Is Rocco’s Calamari Closure After 35 Years A Death Knell For Local Mom & Pops?

Is Rocco’s Calamari Closure After 35 Years A Death Knell For Local Mom & Pops?
rocco's calamari
Photo via Rocco’s Calamari/Facebook

Is the closure of beloved Dyker Heights restaurant Rocco’s Calamari yesterday, after 35 years at 6408 Fort Hamilton Parkway, a grim harbinger of what’s to come for Old School southern Brooklyn eateries?

The owners of the seafood joint, which celebrated its 35th anniversary in June, announced their plans to retire in an August 7 Facebook post.

“After 35 years of serving the community, we are ‘hanging up our hats!'” they wrote. “We would like to thank our wonderful staff and loyal customers for their patronage. It has been an honor and pleasure in serving you ALL!”

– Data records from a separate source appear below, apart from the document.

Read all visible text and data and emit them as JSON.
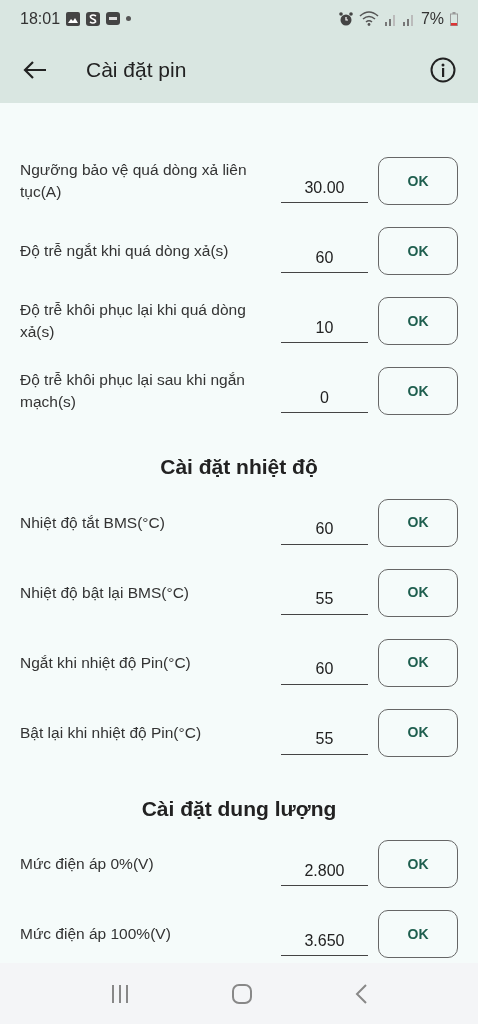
{
  "status_bar": {
    "time": "18:01",
    "battery": "7%"
  },
  "app_bar": {
    "title": "Cài đặt pin"
  },
  "sections": [
    {
      "rows": [
        {
          "label": "Ngưỡng bảo vệ quá dòng xả liên tục(A)",
          "value": "30.00",
          "button": "OK"
        },
        {
          "label": "Độ trễ ngắt khi quá dòng xả(s)",
          "value": "60",
          "button": "OK"
        },
        {
          "label": "Độ trễ khôi phục lại khi quá dòng xả(s)",
          "value": "10",
          "button": "OK"
        },
        {
          "label": "Độ trễ khôi phục lại sau khi ngắn mạch(s)",
          "value": "0",
          "button": "OK"
        }
      ]
    },
    {
      "title": "Cài đặt nhiệt độ",
      "rows": [
        {
          "label": "Nhiệt độ tắt BMS(°C)",
          "value": "60",
          "button": "OK"
        },
        {
          "label": "Nhiệt độ bật lại BMS(°C)",
          "value": "55",
          "button": "OK"
        },
        {
          "label": "Ngắt khi nhiệt độ Pin(°C)",
          "value": "60",
          "button": "OK"
        },
        {
          "label": "Bật lại khi nhiệt độ Pin(°C)",
          "value": "55",
          "button": "OK"
        }
      ]
    },
    {
      "title": "Cài đặt dung lượng",
      "rows": [
        {
          "label": "Mức điện áp 0%(V)",
          "value": "2.800",
          "button": "OK"
        },
        {
          "label": "Mức điện áp 100%(V)",
          "value": "3.650",
          "button": "OK"
        }
      ]
    }
  ]
}
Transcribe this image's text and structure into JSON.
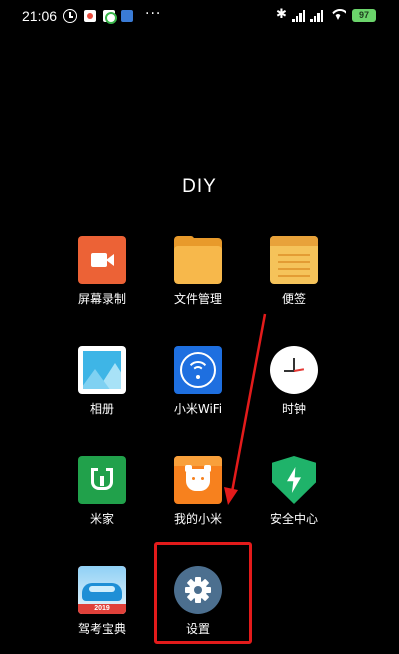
{
  "status_bar": {
    "time": "21:06",
    "battery": "97",
    "icons": [
      "alarm-icon",
      "app-notification-icon",
      "app-notification-icon",
      "app-notification-icon",
      "more-icon",
      "bluetooth-icon",
      "signal-icon",
      "signal-icon",
      "wifi-icon",
      "battery-icon"
    ],
    "more": "···"
  },
  "folder": {
    "title": "DIY"
  },
  "apps": [
    {
      "label": "屏幕录制",
      "icon": "screen-recorder-icon",
      "color": "#ec6236"
    },
    {
      "label": "文件管理",
      "icon": "folder-icon",
      "color": "#f7b84b"
    },
    {
      "label": "便签",
      "icon": "notes-icon",
      "color": "#f5c35a"
    },
    {
      "label": "相册",
      "icon": "gallery-icon",
      "color": "#3eb5e6"
    },
    {
      "label": "小米WiFi",
      "icon": "wifi-icon",
      "color": "#1e6fe0"
    },
    {
      "label": "时钟",
      "icon": "clock-icon",
      "color": "#ffffff"
    },
    {
      "label": "米家",
      "icon": "mijia-icon",
      "color": "#21a14b"
    },
    {
      "label": "我的小米",
      "icon": "my-xiaomi-icon",
      "color": "#f7811e"
    },
    {
      "label": "安全中心",
      "icon": "security-shield-icon",
      "color": "#1fb36a"
    },
    {
      "label": "驾考宝典",
      "icon": "driving-test-icon",
      "color": "#1e8fd6"
    },
    {
      "label": "设置",
      "icon": "settings-gear-icon",
      "color": "#4c6f8f"
    }
  ],
  "drive_icon_year": "2019",
  "annotation": {
    "highlight_color": "#e31b1b"
  }
}
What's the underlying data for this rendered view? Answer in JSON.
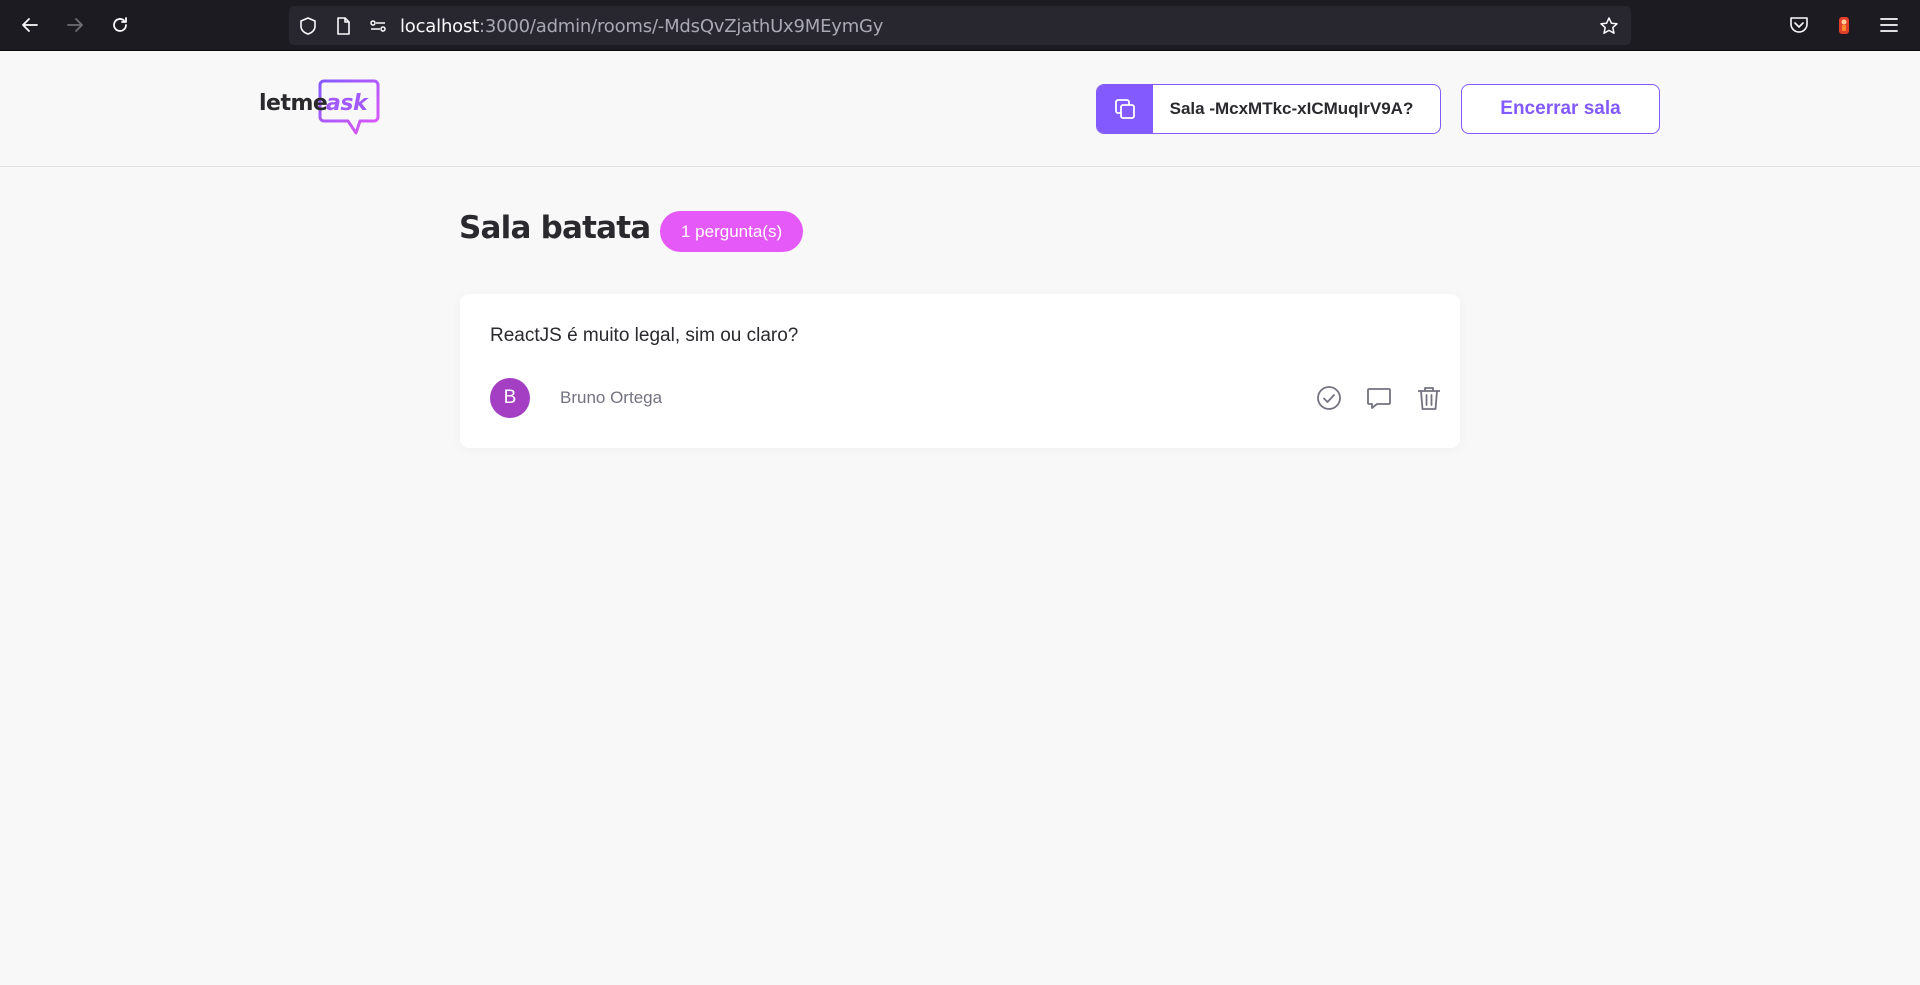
{
  "browser": {
    "url_host": "localhost",
    "url_path": ":3000/admin/rooms/-MdsQvZjathUx9MEymGy",
    "icons": [
      "back-icon",
      "forward-icon",
      "reload-icon",
      "shield-icon",
      "page-icon",
      "permissions-icon",
      "bookmark-star-icon",
      "pocket-icon",
      "extension-icon",
      "menu-icon"
    ]
  },
  "header": {
    "logo_main": "letme",
    "logo_accent": "ask",
    "room_code_label": "Sala -McxMTkc-xICMuqIrV9A?",
    "close_room_label": "Encerrar sala"
  },
  "room": {
    "title": "Sala batata",
    "question_count": "1 pergunta(s)"
  },
  "questions": [
    {
      "content": "ReactJS é muito legal, sim ou claro?",
      "author_initial": "B",
      "author_name": "Bruno Ortega",
      "actions": [
        "check-icon",
        "answer-icon",
        "delete-icon"
      ]
    }
  ],
  "colors": {
    "brand": "#835afd",
    "badge": "#e559f9",
    "avatar": "#a43fc4",
    "background": "#f8f8f8",
    "browser_bar": "#1c1b22"
  }
}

Rocco’s joins a slew of mom and pops in the our area that have closed up shop recently, including Del Rio Diner and Fiorentino’s Ristorante in Gravesend, Florence Food Center in Bensonhurst, and 86th Street’s Baku Bakery, prompting some to question if the old food business model is sustainable.

Photo by Rachel Silberstein/Bensonhurst Bean
Photo by Rachel Silberstein/Bensonhurst Bean

Some of these recent business closures have been attributed to demographic shifts in southern Brooklyn. Serving food that appealed the area’s once primarily Italian and Jewish residents, the businesses have struggled to adapt to new waves of immigrants coming from Russia, China, Central America, the Caucuses, and the Middle East.

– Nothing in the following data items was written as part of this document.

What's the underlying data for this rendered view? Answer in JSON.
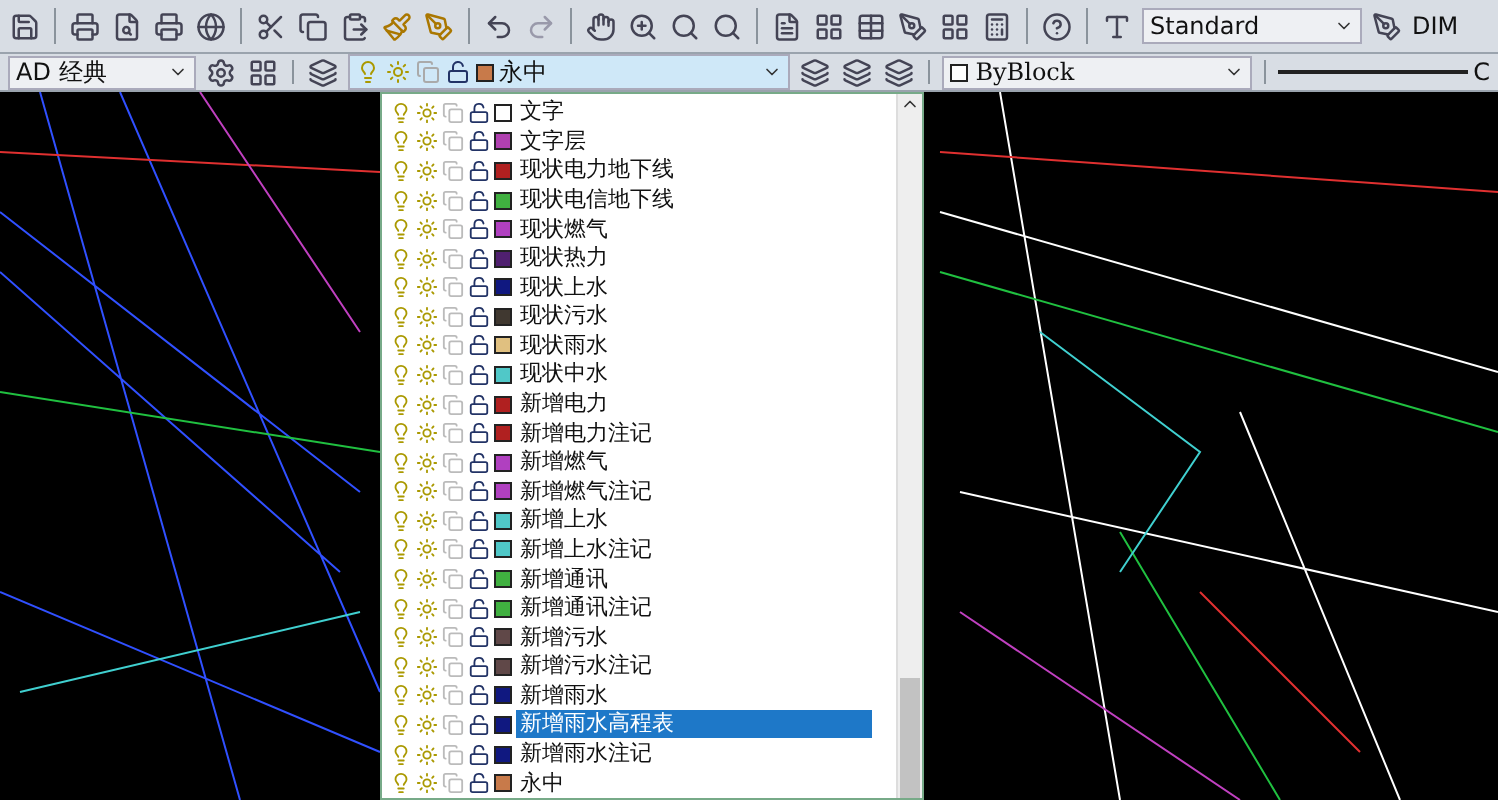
{
  "toolbar": {
    "text_style": "Standard",
    "dim_style": "DIM"
  },
  "workspace": {
    "value": "AD 经典"
  },
  "layer_combo": {
    "value": "永中",
    "color": "#c87a4a"
  },
  "color_combo": {
    "value": "ByBlock"
  },
  "linetype_label": "C",
  "layers": [
    {
      "name": "文字",
      "color": "#ffffff",
      "selected": false
    },
    {
      "name": "文字层",
      "color": "#b040b0",
      "selected": false
    },
    {
      "name": "现状电力地下线",
      "color": "#b02020",
      "selected": false
    },
    {
      "name": "现状电信地下线",
      "color": "#40b040",
      "selected": false
    },
    {
      "name": "现状燃气",
      "color": "#b040c0",
      "selected": false
    },
    {
      "name": "现状热力",
      "color": "#502070",
      "selected": false
    },
    {
      "name": "现状上水",
      "color": "#101880",
      "selected": false
    },
    {
      "name": "现状污水",
      "color": "#403830",
      "selected": false
    },
    {
      "name": "现状雨水",
      "color": "#e0c080",
      "selected": false
    },
    {
      "name": "现状中水",
      "color": "#50c8c8",
      "selected": false
    },
    {
      "name": "新增电力",
      "color": "#b02020",
      "selected": false
    },
    {
      "name": "新增电力注记",
      "color": "#b02020",
      "selected": false
    },
    {
      "name": "新增燃气",
      "color": "#b040c0",
      "selected": false
    },
    {
      "name": "新增燃气注记",
      "color": "#b040c0",
      "selected": false
    },
    {
      "name": "新增上水",
      "color": "#50c8c8",
      "selected": false
    },
    {
      "name": "新增上水注记",
      "color": "#50c8c8",
      "selected": false
    },
    {
      "name": "新增通讯",
      "color": "#40b040",
      "selected": false
    },
    {
      "name": "新增通讯注记",
      "color": "#40b040",
      "selected": false
    },
    {
      "name": "新增污水",
      "color": "#604848",
      "selected": false
    },
    {
      "name": "新增污水注记",
      "color": "#604848",
      "selected": false
    },
    {
      "name": "新增雨水",
      "color": "#101880",
      "selected": false
    },
    {
      "name": "新增雨水高程表",
      "color": "#101880",
      "selected": true
    },
    {
      "name": "新增雨水注记",
      "color": "#101880",
      "selected": false
    },
    {
      "name": "永中",
      "color": "#c87a4a",
      "selected": false
    }
  ]
}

The news that Waldbaum’s — a massive supermarket which had served Bensonhurst for 37 years — was auctioned off to gourmet Asian grocer Jmart in February, was seen as a death knell of sorts for food establishments of yesteryear mainly peddling American and Italian food products.

waldbaums is closing 2
Photo by Rachel Silberstein/Bensonhurst Bean

Others experts, like those who spoke to the New York Post, have speculated that Governor Andrew Cuomo’s soon-to-be-enforced minimum wage hike — which requires that cooks be paid $15 an hour and servers $10 an hour by 2018 — will prompt the quick demise of numerous small family-owned shops. Though the owners of Del Rio and Florence told us they were struggling with increased food costs and waning customer bases before the wage hike was proposed, the increased regulation may have been the final nail in the proverbial coffin.

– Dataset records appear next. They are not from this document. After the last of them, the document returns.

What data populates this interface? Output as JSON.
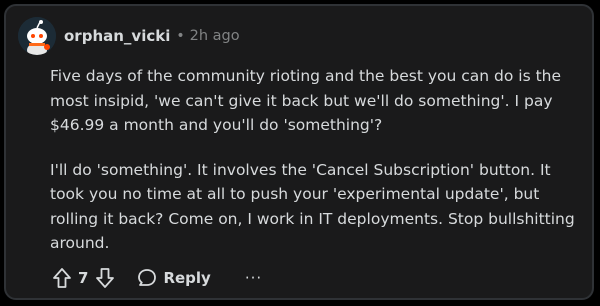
{
  "comment": {
    "author": "orphan_vicki",
    "separator": "•",
    "timestamp": "2h ago",
    "paragraphs": [
      "Five days of the community rioting and the best you can do is the most insipid, 'we can't give it back but we'll do something'. I pay $46.99 a month and you'll do 'something'?",
      "I'll do 'something'. It involves the 'Cancel Subscription' button. It took you no time at all to push your 'experimental update', but rolling it back? Come on, I work in IT deployments. Stop bullshitting around."
    ]
  },
  "actions": {
    "upvote_icon": "arrow-up-icon",
    "vote_count": "7",
    "downvote_icon": "arrow-down-icon",
    "reply_icon": "speech-bubble-icon",
    "reply_label": "Reply",
    "more_label": "···"
  },
  "colors": {
    "background": "#1a1a1b",
    "text": "#d7dadc",
    "muted": "#818384"
  }
}
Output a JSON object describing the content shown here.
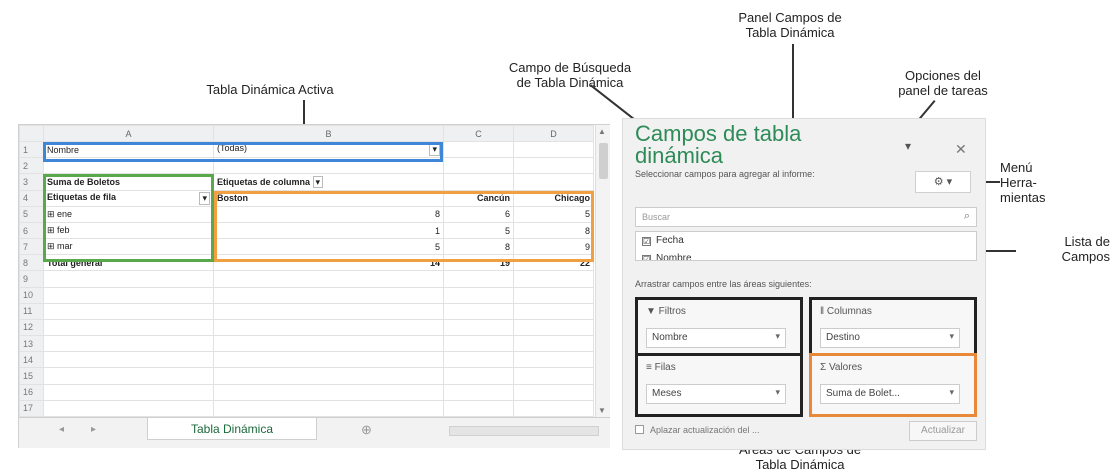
{
  "callouts": {
    "panel": "Panel Campos de\nTabla Dinámica",
    "active_pivot": "Tabla Dinámica Activa",
    "search_field": "Campo de Búsqueda\nde Tabla Dinámica",
    "task_options": "Opciones del\npanel de tareas",
    "tools_menu": "Menú\nHerra-\nmientas",
    "field_list": "Lista de\nCampos",
    "areas": "Áreas de Campos de\nTabla Dinámica"
  },
  "sheet": {
    "columns": [
      "A",
      "B",
      "C",
      "D"
    ],
    "rows": [
      {
        "n": "1",
        "a": "Nombre",
        "b": "(Todas)",
        "b_dd": "▾",
        "c": "",
        "d": ""
      },
      {
        "n": "2",
        "a": "",
        "b": "",
        "c": "",
        "d": ""
      },
      {
        "n": "3",
        "a": "Suma de Boletos",
        "b": "Etiquetas de columna",
        "b_dd": "▾",
        "c": "",
        "d": ""
      },
      {
        "n": "4",
        "a": "Etiquetas de fila",
        "a_dd": "▾",
        "b": "Boston",
        "c": "Cancún",
        "d": "Chicago"
      },
      {
        "n": "5",
        "a": "⊞ ene",
        "b": "8",
        "c": "6",
        "d": "5"
      },
      {
        "n": "6",
        "a": "⊞ feb",
        "b": "1",
        "c": "5",
        "d": "8"
      },
      {
        "n": "7",
        "a": "⊞ mar",
        "b": "5",
        "c": "8",
        "d": "9"
      },
      {
        "n": "8",
        "a": "Total general",
        "b": "14",
        "c": "19",
        "d": "22"
      },
      {
        "n": "9"
      },
      {
        "n": "10"
      },
      {
        "n": "11"
      },
      {
        "n": "12"
      },
      {
        "n": "13"
      },
      {
        "n": "14"
      },
      {
        "n": "15"
      },
      {
        "n": "16"
      },
      {
        "n": "17"
      }
    ],
    "tab_label": "Tabla Dinámica",
    "tab_prev": "◂",
    "tab_next": "▸",
    "add_sheet": "⊕"
  },
  "pane": {
    "title": "Campos de tabla dinámica",
    "subtitle": "Seleccionar campos para agregar al informe:",
    "tools_label": "⚙ ▾",
    "close": "✕",
    "gear": "▾",
    "search_placeholder": "Buscar",
    "fields": [
      {
        "label": "Fecha",
        "checked": "☑"
      },
      {
        "label": "Nombre",
        "checked": "☑"
      }
    ],
    "drag_hint": "Arrastrar campos entre las áreas siguientes:",
    "areas": {
      "filters": {
        "label": "▼ Filtros",
        "value": "Nombre"
      },
      "columns": {
        "label": "‖ Columnas",
        "value": "Destino"
      },
      "rows": {
        "label": "≡ Filas",
        "value": "Meses"
      },
      "values": {
        "label": "Σ Valores",
        "value": "Suma de Bolet..."
      }
    },
    "defer_label": "Aplazar actualización del ...",
    "update_label": "Actualizar"
  },
  "colors": {
    "blue": "#3f86d8",
    "green": "#59a84b",
    "orange": "#f0a040",
    "title_green": "#2e8b57"
  }
}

“It’s something we should have done five years ago,” Florence’s Faythe Asaro told us last month of the closure.

Some local businesses have successfully managed to adapt to these economic and demographic shifts. Renown ravioli maker Pastosa, for example, was early in its embrace of e-commerce and started exporting its pasta products on a national scale. In Bath Beach, T&L Luncheonette — home of the “best Philly cheesesteak out of Philly” — disposed of most of its diner tables last summer and replaced them with refrigerators, as an attempt to focus more on grocery/deli items, which are more universally popular in the rapidly changing neighborhood.

Online food delivery companies offer a boon to some of the newer businesses, but the owner of New Ruan’s Restaurant, the classic American Chinese restaurant one 86th Street — a 25-year-old staple for Bensonhurst’s Jewish and Italian communities — told us Seamless and Grubhub do not appeal to his aging customer base. Donald Ruan estimates that at least 30 percent of his fiercely local customers have died or moved away.

“I can’t jack up the prices; all my customers are regular. I feel bad,” said Ruan. “I tell them to just call the restaurant directly.”  Instead, he says, he has added some modern touches to the dining room and a full bar to attract a younger demographic.

Meanwhile, in the void, some interesting ethnic restaurants are cropping up, but the closures also appear to be giving way to franchises. A December 2015 study found that Bensonhurst and Bay Ridge were quickly becoming the the neighborhoods with the highest density of chain stores like Starbucks and McDonalds.

While there are still a good number of mom and pop businesses in our neighborhood, it has been a particularly rough summer for the comfort food joints of our childhoods. What do you think? Are there sustainable ways for small businesses to adapt to these external pressures?